Dossier : IMM-2121-22

Référence : 2023 CF 737

[TRADUCTION FRANÇAISE]

St. John’s (Terre‑Neuve‑et‑Labrador), le 26 mai 2023

En présence de madame la juge Heneghan

ENTRE :

ARMANDO PAJA ET ARMELA ZENELAJ

demandeurs

et

LE MINISTRE DE LA SÉCURITÉ PUBLIQUE ET DE LA PROTECTION CIVILE

défendeur

MOTIFS ET JUGEMENT

[1] M. Armando Paja (le demandeur principal) et son épouse, Mme Armela Zenelaj (collectivement, les demandeurs), sollicitent le contrôle judiciaire de la décision par laquelle l’agent d’exécution de la loi pour services intérieurs (l’agent) a rejeté leur demande de report de leur renvoi vers l’Albanie. Leur renvoi devait avoir lieu le 11 mars 2022, et la demande de report a été rejetée le 9 mars 2022.

[2] Les demandeurs sont des citoyens de l’Albanie qui sont entrés au Canada en 2016. Ils ont demandé l’asile, mais leurs demandes d’asile ont été rejetées. Leurs demandes d’autorisation et de contrôle judiciaire ont aussi été rejetées.

[3] Entre 2016 et 2021, les demandeurs ont eu deux enfants au Canada.

[4] Les demandeurs ont demandé le report de leur renvoi pour plusieurs motifs, dont le traitement des problèmes de santé mentale dont souffre l’épouse du demandeur principal, une demande de résidence permanente fondée sur des considérations d’ordre humanitaire en attente de traitement et l’intérêt supérieur de leurs enfants nés au Canada.

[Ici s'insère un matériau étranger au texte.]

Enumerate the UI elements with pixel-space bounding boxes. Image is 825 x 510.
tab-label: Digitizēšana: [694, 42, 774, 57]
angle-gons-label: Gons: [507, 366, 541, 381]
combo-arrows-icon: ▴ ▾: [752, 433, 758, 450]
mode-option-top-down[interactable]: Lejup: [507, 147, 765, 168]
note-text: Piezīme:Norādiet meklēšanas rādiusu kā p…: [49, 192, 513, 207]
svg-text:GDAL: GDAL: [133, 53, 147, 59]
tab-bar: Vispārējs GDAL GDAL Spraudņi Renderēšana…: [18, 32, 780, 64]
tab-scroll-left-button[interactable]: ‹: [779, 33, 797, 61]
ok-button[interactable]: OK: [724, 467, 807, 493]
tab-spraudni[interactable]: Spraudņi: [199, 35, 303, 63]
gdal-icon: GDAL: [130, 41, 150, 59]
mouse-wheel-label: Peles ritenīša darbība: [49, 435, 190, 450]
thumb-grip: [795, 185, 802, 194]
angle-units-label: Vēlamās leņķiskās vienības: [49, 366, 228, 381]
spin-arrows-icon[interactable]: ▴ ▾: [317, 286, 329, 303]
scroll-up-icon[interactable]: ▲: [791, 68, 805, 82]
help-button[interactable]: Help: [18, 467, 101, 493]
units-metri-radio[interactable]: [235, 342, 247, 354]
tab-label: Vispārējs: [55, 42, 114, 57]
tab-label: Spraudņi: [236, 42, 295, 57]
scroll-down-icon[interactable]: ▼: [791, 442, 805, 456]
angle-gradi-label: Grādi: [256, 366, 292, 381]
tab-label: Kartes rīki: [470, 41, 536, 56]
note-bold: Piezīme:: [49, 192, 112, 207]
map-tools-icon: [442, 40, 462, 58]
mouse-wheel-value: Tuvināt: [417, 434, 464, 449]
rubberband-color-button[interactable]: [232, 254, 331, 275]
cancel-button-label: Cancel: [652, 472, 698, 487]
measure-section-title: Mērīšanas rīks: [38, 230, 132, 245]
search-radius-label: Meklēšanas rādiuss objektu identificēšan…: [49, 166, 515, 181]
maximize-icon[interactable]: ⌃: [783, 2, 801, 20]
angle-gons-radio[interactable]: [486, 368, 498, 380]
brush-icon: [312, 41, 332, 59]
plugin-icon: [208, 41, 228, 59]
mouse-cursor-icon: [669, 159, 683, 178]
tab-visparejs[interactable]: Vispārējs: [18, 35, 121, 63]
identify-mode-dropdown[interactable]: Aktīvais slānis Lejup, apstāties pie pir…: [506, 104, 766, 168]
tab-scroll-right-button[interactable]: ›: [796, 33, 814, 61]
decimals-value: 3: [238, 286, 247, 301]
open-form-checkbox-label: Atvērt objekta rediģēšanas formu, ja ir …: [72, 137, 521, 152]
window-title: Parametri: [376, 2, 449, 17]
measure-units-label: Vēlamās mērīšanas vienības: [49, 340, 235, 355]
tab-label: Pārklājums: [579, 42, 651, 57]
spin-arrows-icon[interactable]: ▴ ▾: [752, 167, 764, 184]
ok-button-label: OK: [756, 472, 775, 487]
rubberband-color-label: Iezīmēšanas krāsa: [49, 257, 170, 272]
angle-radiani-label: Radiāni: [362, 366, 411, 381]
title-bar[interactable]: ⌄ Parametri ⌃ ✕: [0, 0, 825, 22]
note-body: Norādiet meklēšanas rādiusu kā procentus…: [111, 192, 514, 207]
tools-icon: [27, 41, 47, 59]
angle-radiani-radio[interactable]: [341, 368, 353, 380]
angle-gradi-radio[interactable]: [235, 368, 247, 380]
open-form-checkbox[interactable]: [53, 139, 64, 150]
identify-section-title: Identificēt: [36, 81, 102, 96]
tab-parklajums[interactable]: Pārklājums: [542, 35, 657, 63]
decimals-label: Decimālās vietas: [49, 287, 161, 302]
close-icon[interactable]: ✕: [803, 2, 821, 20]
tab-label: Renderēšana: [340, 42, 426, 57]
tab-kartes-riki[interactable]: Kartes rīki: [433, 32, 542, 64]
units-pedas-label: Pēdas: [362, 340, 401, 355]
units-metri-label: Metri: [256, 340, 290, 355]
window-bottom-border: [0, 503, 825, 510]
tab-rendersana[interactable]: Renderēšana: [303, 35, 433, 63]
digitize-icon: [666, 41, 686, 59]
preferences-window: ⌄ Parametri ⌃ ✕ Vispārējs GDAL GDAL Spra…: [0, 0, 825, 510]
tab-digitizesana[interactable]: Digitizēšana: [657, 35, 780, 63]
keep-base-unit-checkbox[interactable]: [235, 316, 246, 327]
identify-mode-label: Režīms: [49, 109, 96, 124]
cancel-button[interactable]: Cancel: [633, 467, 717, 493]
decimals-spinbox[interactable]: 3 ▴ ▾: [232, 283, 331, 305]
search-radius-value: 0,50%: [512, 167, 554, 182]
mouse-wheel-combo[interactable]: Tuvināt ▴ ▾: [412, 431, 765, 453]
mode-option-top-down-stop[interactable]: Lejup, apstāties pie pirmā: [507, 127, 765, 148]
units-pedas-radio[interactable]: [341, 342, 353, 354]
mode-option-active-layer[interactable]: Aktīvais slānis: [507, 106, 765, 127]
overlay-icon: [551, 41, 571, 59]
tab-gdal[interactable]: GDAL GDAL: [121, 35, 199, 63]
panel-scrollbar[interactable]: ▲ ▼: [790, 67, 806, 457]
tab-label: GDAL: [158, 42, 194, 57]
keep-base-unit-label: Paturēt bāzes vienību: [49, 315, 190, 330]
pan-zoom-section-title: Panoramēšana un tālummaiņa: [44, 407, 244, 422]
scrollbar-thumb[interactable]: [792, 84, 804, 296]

[5] Les demandeurs font valoir que l’agent a porté atteinte à leur droit à l’équité procédurale parce qu’il s’est fondé sur des éléments de preuve émanant du Borgen Project sans les avoir communiqués à leur avocat. Le Borgen Project analyse les initiatives du gouvernement de l’Albanie dans le domaine des soins de santé.

[6] De plus, les demandeurs soutiennent que la décision est déraisonnable parce que l’agent n’a pas tenu compte de tous les éléments de preuve qu’ils ont présentés, plus particulièrement le contenu du rapport du ministère de l’Intérieur du Royaume-Uni.

[7] Le ministre de la Sécurité publique et de la Protection civile (le défendeur) soutient que l’agent n’a commis aucune erreur susceptible de contrôle et que la décision satisfait à la norme de contrôle applicable, soit celle de la décision raisonnable.

[8] Le bien-fondé de la décision est susceptible de contrôle selon la norme de la décision raisonnable, conformément à ce qui est énoncé dans l’arrêt Canada (Ministre de la Citoyenneté et de l’Immigration) c Vavilov, [2019] 4 RCS 653. La norme de la décision correcte s’applique à toute question relative à l’équité procédurale : voir Canada (Citoyenneté et Immigration) c Khosa, [2009] 1 RCS 339.

[9] Lorsqu’elle procède au contrôle selon la norme de la décision raisonnable, la Cour doit se demander si la décision « possède les caractéristiques d’une décision raisonnable, soit la justification, la transparence et l’intelligibilité, et si la décision est justifiée au regard des contraintes factuelles et juridiques pertinentes qui ont une incidence sur celle-ci » : voir Vavilov, précité, au para 99.

[10] Ayant examiné les documents déposés, y compris le contenu du dossier certifié du tribunal, ainsi que les observations des parties, formulées de vive voix et par écrit, j’estime que la présente demande de contrôle judiciaire doit être accueillie.

[11] Je suis d’avis que l’agent a déraisonnablement fait abstraction d’éléments de preuve concernant la disponibilité limitée des soins de santé mentale en Albanie, particulièrement le rapport du ministère de l’Intérieur du Royaume-Uni.

[12] Ce manquement fait en sorte que la décision de l’agent n’est pas « justifiée ». Cette erreur est suffisante pour que j’accueille la présente demande de contrôle judiciaire, et il n’est pas nécessaire que j’examine les arguments relatifs au manquement allégué à l’équité procédurale.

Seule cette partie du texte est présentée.